Torches, fire-oil bombs, and the flames burning atop the corpses shrank at a speed visible to the naked eye and finally went out.

No telescope was needed. Everyone on the Wall could clearly see what lay below.

To put it simply, everything in sight was dead bodies!

Wildlings wrapped in fur, giants with their innards spilling out, black-clad members of the Night's Watch, half-rotten corpses with tattered clothes, skeletal remains stripped of flesh, a polar bear missing half its skull, penguins wobbling with black blood dripping from their chests.

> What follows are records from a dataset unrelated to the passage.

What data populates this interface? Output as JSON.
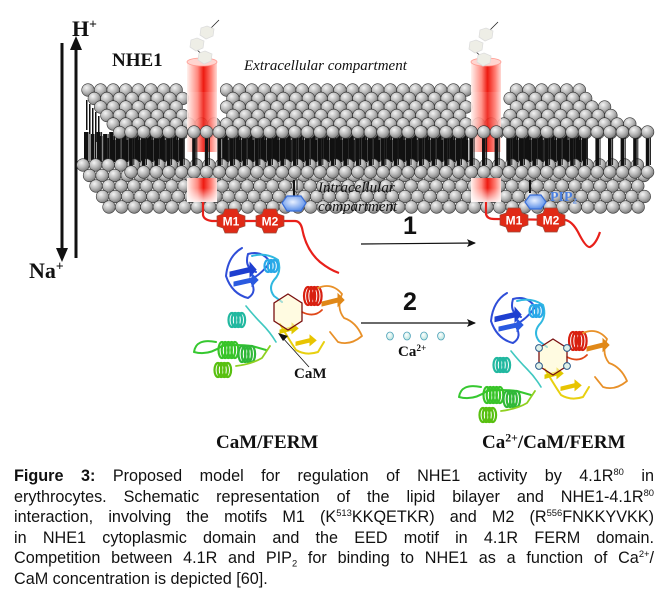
{
  "figure": {
    "ions": {
      "top": "H",
      "top_charge": "+",
      "bottom": "Na",
      "bottom_charge": "+"
    },
    "protein_label": "NHE1",
    "extracellular_label": "Extracellular compartment",
    "intracellular_label_line1": "Intracellular",
    "intracellular_label_line2": "compartment",
    "motifs": [
      "M1",
      "M2"
    ],
    "pip2": {
      "base": "PIP",
      "sub": "2"
    },
    "step1_label": "1",
    "step2_label": "2",
    "calcium": {
      "base": "Ca",
      "charge": "2+"
    },
    "cam_pointer_label": "CaM",
    "complex_left_label": "CaM/FERM",
    "complex_right_label": {
      "prefix": "Ca",
      "charge": "2+",
      "suffix": "/CaM/FERM"
    },
    "colors": {
      "helix_red": "#e8201a",
      "motif_red": "#e02a16",
      "pip2_blue": "#5b8fe8",
      "lipid_gray": "#b9b9b9",
      "hexagon_outline": "#7a1010"
    }
  },
  "caption": {
    "lead": "Figure 3:",
    "lines": [
      {
        "parts": [
          " Proposed model for regulation of NHE1 activity by 4.1R",
          {
            "sup": "80"
          },
          " in"
        ]
      },
      {
        "parts": [
          "erythrocytes. Schematic representation of the lipid bilayer and NHE1-4.1R",
          {
            "sup": "80"
          }
        ]
      },
      {
        "parts": [
          "interaction, involving the motifs M1 (K",
          {
            "sup": "513"
          },
          "KKQETKR) and M2 (R",
          {
            "sup": "556"
          },
          "FNKKYVKK)"
        ]
      },
      {
        "parts": [
          "in NHE1 cytoplasmic domain and the EED motif in 4.1R FERM domain."
        ]
      },
      {
        "parts": [
          "Competition between 4.1R and PIP",
          {
            "sub": "2"
          },
          " for binding to NHE1 as a function of Ca",
          {
            "sup": "2+"
          },
          "/"
        ]
      },
      {
        "parts": [
          "CaM concentration is depicted [60]."
        ]
      }
    ]
  }
}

Every corpse that could have come from beyond the Wall and those that shouldn't have were all gathered here.

At the beginning of winter, even the wildlings numbered more than a hundred thousand, and like the people of Westeros, they buried their dead.

Now, counting the ones buried underground, the ones lying on the surface, and the humans and beasts roaming through the forests, a force of one million would not have been an exaggeration.

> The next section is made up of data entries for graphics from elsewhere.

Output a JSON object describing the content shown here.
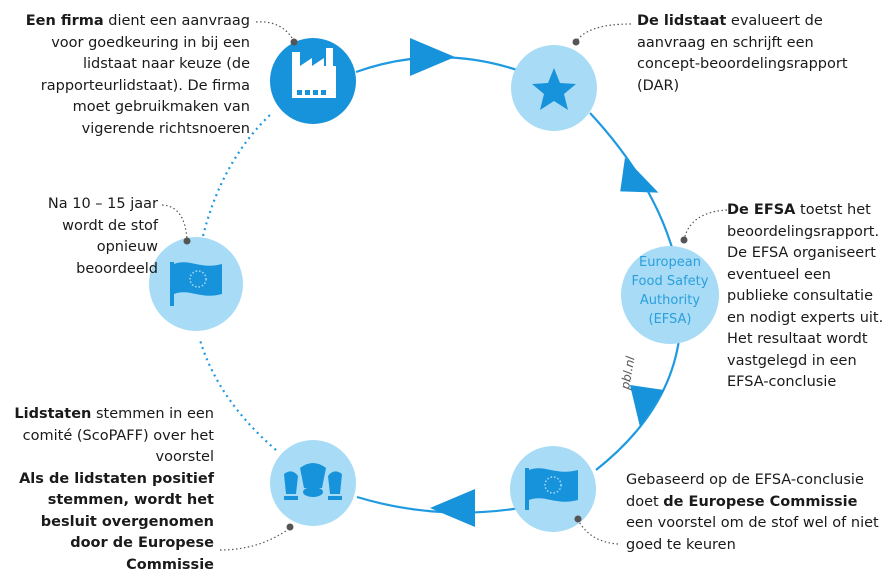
{
  "steps": {
    "firma": {
      "bold": "Een firma",
      "text": " dient een aanvraag voor goedkeuring in bij een lidstaat naar keuze (de rapporteurlidstaat). De firma moet gebruikmaken van vigerende richtsnoeren",
      "icon": "factory-icon"
    },
    "lidstaat": {
      "bold": "De lidstaat",
      "text": " evalueert de aanvraag en schrijft een concept-beoordelingsrapport (DAR)",
      "icon": "star-icon"
    },
    "efsa": {
      "bold": "De EFSA",
      "text": " toetst het beoordelingsrapport. De EFSA organiseert eventueel een publieke consultatie en nodigt experts uit. Het resultaat wordt vastgelegd in een EFSA-conclusie",
      "circle_label": "European Food Safety Authority (EFSA)"
    },
    "commissie": {
      "text_before": "Gebaseerd op de EFSA-conclusie doet ",
      "bold": "de Europese Commissie",
      "text_after": " een voorstel om de stof wel of niet goed te keuren",
      "icon": "eu-flag-icon"
    },
    "comite": {
      "bold": "Lidstaten",
      "text": " stemmen in een comité (ScoPAFF) over het voorstel",
      "bold2": "Als de lidstaten positief stemmen, wordt het besluit overgenomen door de Europese Commissie",
      "icon": "committee-icon"
    },
    "herbeoordeling": {
      "text": "Na 10 – 15 jaar wordt de stof opnieuw beoordeeld",
      "icon": "eu-flag-icon"
    }
  },
  "credit": "pbl.nl",
  "colors": {
    "dark_blue": "#1793db",
    "light_blue": "#a8dcf6",
    "cycle_line": "#1f9ae0",
    "text": "#1a1a1a"
  }
}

"Target the place where the blue lights flicker. Those are the Others' eyes. Attack the Others. Use fire-oil bombs! Dragon-glass arrows!" Cotter Pyke bellowed.

"Light the beacon tower and inform Greenwatch to the west!"

"Tell Maester Harmune to immediately send letters. Every raven from Winterfell, Last Hearth of House Umber, King's Landing, all of them must be released. And do not forget Dragonstone."

"Notify the Bay Fleet to leave port and patrol along the coast. If they spot the sea freezing over, bombard it with fire-oil immediately!"

As the commands of the garrison captain spread outward—from the Wall, to the fortress below, down through the wormways, and to the harbor—everyone moved into action.

"Whew, it finally begins."

Cotter Pyke let out a deep breath, tightened his grip on the dragonbone blade, and bared his teeth toward the wilderness. "I am standing right here today watching. Let's see how you dog bastards plan to cross this Wall!"

"There are so many of them, maybe they'll stack themselves and climb right up, hahahaha!" A knight in gleaming armor stamped with a black-and-white boar sigil roared with laughter.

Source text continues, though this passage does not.